Edward Harrison of Credit Writedowns rightly points out (via Naked Capitalism) that GDP is an inadequate measure of our economic state.  Rather he wants to be sure that our economic statistics include not just income (GDP), but debt.  I completely agree with him and hope that such revised metrics, note the plural,  include measure such assets as our environment, the health & education of our people and other non-market debts and assets.

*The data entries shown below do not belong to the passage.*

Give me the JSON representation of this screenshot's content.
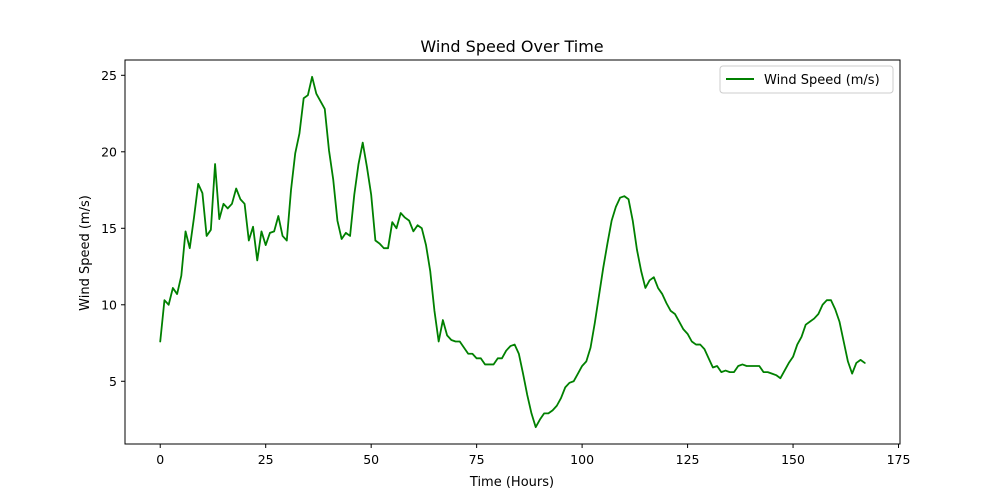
{
  "chart_data": {
    "type": "line",
    "title": "Wind Speed Over Time",
    "xlabel": "Time (Hours)",
    "ylabel": "Wind Speed (m/s)",
    "xlim": [
      -8.35,
      175.35
    ],
    "ylim": [
      0.9,
      26.0
    ],
    "xticks": [
      0,
      25,
      50,
      75,
      100,
      125,
      150,
      175
    ],
    "yticks": [
      5,
      10,
      15,
      20,
      25
    ],
    "grid": false,
    "legend_position": "upper right",
    "series": [
      {
        "name": "Wind Speed (m/s)",
        "color": "#008000",
        "x": [
          0,
          1,
          2,
          3,
          4,
          5,
          6,
          7,
          8,
          9,
          10,
          11,
          12,
          13,
          14,
          15,
          16,
          17,
          18,
          19,
          20,
          21,
          22,
          23,
          24,
          25,
          26,
          27,
          28,
          29,
          30,
          31,
          32,
          33,
          34,
          35,
          36,
          37,
          38,
          39,
          40,
          41,
          42,
          43,
          44,
          45,
          46,
          47,
          48,
          49,
          50,
          51,
          52,
          53,
          54,
          55,
          56,
          57,
          58,
          59,
          60,
          61,
          62,
          63,
          64,
          65,
          66,
          67,
          68,
          69,
          70,
          71,
          72,
          73,
          74,
          75,
          76,
          77,
          78,
          79,
          80,
          81,
          82,
          83,
          84,
          85,
          86,
          87,
          88,
          89,
          90,
          91,
          92,
          93,
          94,
          95,
          96,
          97,
          98,
          99,
          100,
          101,
          102,
          103,
          104,
          105,
          106,
          107,
          108,
          109,
          110,
          111,
          112,
          113,
          114,
          115,
          116,
          117,
          118,
          119,
          120,
          121,
          122,
          123,
          124,
          125,
          126,
          127,
          128,
          129,
          130,
          131,
          132,
          133,
          134,
          135,
          136,
          137,
          138,
          139,
          140,
          141,
          142,
          143,
          144,
          145,
          146,
          147,
          148,
          149,
          150,
          151,
          152,
          153,
          154,
          155,
          156,
          157,
          158,
          159,
          160,
          161,
          162,
          163,
          164,
          165,
          166,
          167
        ],
        "values": [
          7.6,
          10.3,
          10.0,
          11.1,
          10.7,
          11.9,
          14.8,
          13.7,
          15.7,
          17.9,
          17.3,
          14.5,
          14.9,
          19.2,
          15.6,
          16.6,
          16.3,
          16.6,
          17.6,
          16.9,
          16.6,
          14.2,
          15.1,
          12.9,
          14.8,
          13.9,
          14.7,
          14.8,
          15.8,
          14.5,
          14.2,
          17.5,
          19.9,
          21.2,
          23.5,
          23.7,
          24.9,
          23.8,
          23.3,
          22.8,
          20.1,
          18.2,
          15.5,
          14.3,
          14.7,
          14.5,
          17.2,
          19.2,
          20.6,
          19.0,
          17.2,
          14.2,
          14.0,
          13.7,
          13.7,
          15.4,
          15.0,
          16.0,
          15.7,
          15.5,
          14.8,
          15.2,
          15.0,
          13.9,
          12.2,
          9.6,
          7.6,
          9.0,
          8.0,
          7.7,
          7.6,
          7.6,
          7.2,
          6.8,
          6.8,
          6.5,
          6.5,
          6.1,
          6.1,
          6.1,
          6.5,
          6.5,
          7.0,
          7.3,
          7.4,
          6.8,
          5.5,
          4.1,
          2.9,
          2.0,
          2.5,
          2.9,
          2.9,
          3.1,
          3.4,
          3.9,
          4.6,
          4.9,
          5.0,
          5.5,
          6.0,
          6.3,
          7.2,
          8.8,
          10.6,
          12.4,
          14.0,
          15.5,
          16.4,
          17.0,
          17.1,
          16.9,
          15.5,
          13.6,
          12.2,
          11.1,
          11.6,
          11.8,
          11.1,
          10.7,
          10.1,
          9.6,
          9.4,
          8.9,
          8.4,
          8.1,
          7.6,
          7.4,
          7.4,
          7.1,
          6.5,
          5.9,
          6.0,
          5.6,
          5.7,
          5.6,
          5.6,
          6.0,
          6.1,
          6.0,
          6.0,
          6.0,
          6.0,
          5.6,
          5.6,
          5.5,
          5.4,
          5.2,
          5.7,
          6.2,
          6.6,
          7.4,
          7.9,
          8.7,
          8.9,
          9.1,
          9.4,
          10.0,
          10.3,
          10.3,
          9.7,
          8.9,
          7.6,
          6.3,
          5.5,
          6.2,
          6.4,
          6.2
        ]
      }
    ]
  }
}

Hopefully this report will put a pressure on the world's governments to devise and track metrics that better reflect our economic, social and ecological progress.  Until then, we should create and track our own community indicators.

Sacrifice

A few bits on sacrifice from Raoul Vaneigem's The Revolution of Everyday Life, (Chapter 12) which I am reading now:

"… the master-slave dialectic implies that the mythic sacrifice of the
master embodies within itself the real sacrifice of the slave: the
master makes a spiritual sacrifice of his real power to the general
interest, while the slave makes a material sacrifice of his real life
to a power which he shares in appearance only."

and:

"The refusal of sacrifice is the refusal to be bartered. There is
nothing in the world of things, exchangeable for money or not, which
can be treated as equivalent to a human being. The individual is
irreducible. He is subject to change but not to exchange. Now, the most
superficial examination of movements for social reform shows that they
have never demanded anything more than a cleaning-up of exchange and
sacrifice, making it a point of honor to humanize inhumanity and make
it attractive. And every time slaves try to make their slavery more
bearable they are striking a blow for their masters."

This book and Thucydides' History of the Peloponnesian War are the two books I am striving to finish of late.  Sigh… the Sicilian Expedition, about which I am reading, was yet another case of imperial overstretch.  Not like our current follies.